Au Kamouraska, le patronyme Lévesque est associé à près de 6 % de la population. Au Québec, un Lévesque sur cinq réside dans le Bas-Saint-Laurent.
Robert et Jeanne donnent naissance à cinq fils et une fille. Les trois cadets décèdent en bas âge et les trois fils aînés laissent une descendance de 36 enfants :
Les enfants de Robert et Jeanne vivent leur vie durant dans le Kamouraska. François-Robert y décède, de même que Pierre-Joachim, Joseph et les trois enfants morts en bas âge.
Parmi les principales familles kamouraskoises associées aux Lévesque à cette époque de la colonie, mentionnons les Bérubé, Boucher, Chapais, Dubé, Hudon, Ouellet, Miville… Ces familles font également l’objet d’un circuit Passeurs de mémoire.
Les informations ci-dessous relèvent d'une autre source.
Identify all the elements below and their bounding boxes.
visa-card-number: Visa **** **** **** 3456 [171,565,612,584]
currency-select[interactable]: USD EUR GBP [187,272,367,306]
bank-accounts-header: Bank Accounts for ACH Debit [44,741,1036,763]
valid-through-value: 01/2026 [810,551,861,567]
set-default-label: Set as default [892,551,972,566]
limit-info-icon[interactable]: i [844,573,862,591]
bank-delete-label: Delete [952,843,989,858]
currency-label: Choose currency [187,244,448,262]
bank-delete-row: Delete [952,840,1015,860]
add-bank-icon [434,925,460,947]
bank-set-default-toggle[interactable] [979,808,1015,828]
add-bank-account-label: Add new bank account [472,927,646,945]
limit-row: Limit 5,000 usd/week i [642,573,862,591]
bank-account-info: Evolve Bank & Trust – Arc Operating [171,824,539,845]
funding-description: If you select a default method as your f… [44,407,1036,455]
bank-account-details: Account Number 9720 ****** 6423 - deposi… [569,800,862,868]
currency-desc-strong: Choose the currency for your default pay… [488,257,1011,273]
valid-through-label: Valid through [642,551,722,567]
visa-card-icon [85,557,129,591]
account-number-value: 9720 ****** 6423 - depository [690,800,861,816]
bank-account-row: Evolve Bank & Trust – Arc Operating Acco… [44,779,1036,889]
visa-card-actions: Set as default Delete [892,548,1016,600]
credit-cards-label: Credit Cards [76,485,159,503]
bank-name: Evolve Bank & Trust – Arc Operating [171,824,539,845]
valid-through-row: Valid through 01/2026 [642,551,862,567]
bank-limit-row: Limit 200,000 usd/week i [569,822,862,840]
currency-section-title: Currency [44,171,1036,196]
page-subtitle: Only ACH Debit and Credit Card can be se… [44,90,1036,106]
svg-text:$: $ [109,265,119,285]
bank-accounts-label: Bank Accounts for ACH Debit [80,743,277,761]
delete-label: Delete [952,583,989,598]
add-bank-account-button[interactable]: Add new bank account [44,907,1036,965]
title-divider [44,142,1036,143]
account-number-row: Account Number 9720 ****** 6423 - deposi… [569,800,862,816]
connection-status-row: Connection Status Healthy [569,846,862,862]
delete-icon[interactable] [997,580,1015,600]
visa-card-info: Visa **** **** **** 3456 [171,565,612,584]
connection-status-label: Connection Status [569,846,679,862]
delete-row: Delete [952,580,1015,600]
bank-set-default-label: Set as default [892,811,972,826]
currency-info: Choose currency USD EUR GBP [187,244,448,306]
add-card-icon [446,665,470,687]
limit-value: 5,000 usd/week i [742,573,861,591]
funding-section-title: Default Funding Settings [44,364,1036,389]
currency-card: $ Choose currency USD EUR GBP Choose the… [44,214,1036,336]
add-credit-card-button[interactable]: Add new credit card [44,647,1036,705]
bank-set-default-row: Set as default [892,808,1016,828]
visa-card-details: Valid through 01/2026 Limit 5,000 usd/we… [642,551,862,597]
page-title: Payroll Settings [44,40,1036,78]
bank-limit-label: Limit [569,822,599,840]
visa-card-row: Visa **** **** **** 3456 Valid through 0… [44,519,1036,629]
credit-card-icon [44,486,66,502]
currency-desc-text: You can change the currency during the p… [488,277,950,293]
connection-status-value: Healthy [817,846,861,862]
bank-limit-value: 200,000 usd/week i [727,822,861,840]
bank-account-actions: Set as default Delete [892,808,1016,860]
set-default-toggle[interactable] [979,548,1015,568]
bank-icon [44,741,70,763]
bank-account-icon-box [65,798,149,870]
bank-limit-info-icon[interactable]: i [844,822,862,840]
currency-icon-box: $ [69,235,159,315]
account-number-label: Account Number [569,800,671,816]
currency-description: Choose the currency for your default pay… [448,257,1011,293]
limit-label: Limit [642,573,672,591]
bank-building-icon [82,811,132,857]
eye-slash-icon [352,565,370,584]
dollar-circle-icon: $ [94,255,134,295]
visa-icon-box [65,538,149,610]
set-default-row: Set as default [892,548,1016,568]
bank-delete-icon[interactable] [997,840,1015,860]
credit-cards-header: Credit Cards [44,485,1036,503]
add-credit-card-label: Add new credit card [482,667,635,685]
Robert Lévesque partage la vie de Jeanne Chevalier durant 20 ans et il décède en 1699 à 57 ans, emporté par une grippe qui fait neuf autres victimes dont Charles-Nicolas Lecanteur, second fils Lecanteur de Jeanne. Robert est inhumé à Rivière-Ouelle deux jours après son décès. Jeanne décède le 24 novembre 1716 à 73 ans et elle est inhumée le lendemain, le 25 novembre 1716, avec Robert dans le premier cimetière de Rivière-Ouelle, ainsi que le seront la plupart de leurs enfants et petits-enfants.
Entre 1688 et 1818, 393 personnes portant le patronyme Lévesque reposent dans ce cimetière et, entre 1819 et 1861, 378 d’entre elles sont inhumées dans le second cimetière du village. À l’entrée du cimetière se trouve un monument érigé en 1999 par l’Association Lévesque Inc., en l’honneur des ancêtres Robert Lévesque et Jeanne Chevalier.
Le premier cimetière de Rivière-Ouelle se trouvait en bordure du cimetière actuel, à l’intersection de la Route 132 et du chemin du Haut-de-la-Rivière. Il est abandonné progressivement entre 1818 et 1838. Le deuxième cimetière de Rivière-Ouelle se situait à l’arrière de l’église et s’étirait vers le sud-est, entre l’église et l’école primaire Vents-et-Marées. Les dépouilles y sont ensevelies jusqu’à la fin du XIXe siècle puis transférées dans le cimetière actuel en 1882 et en 1890.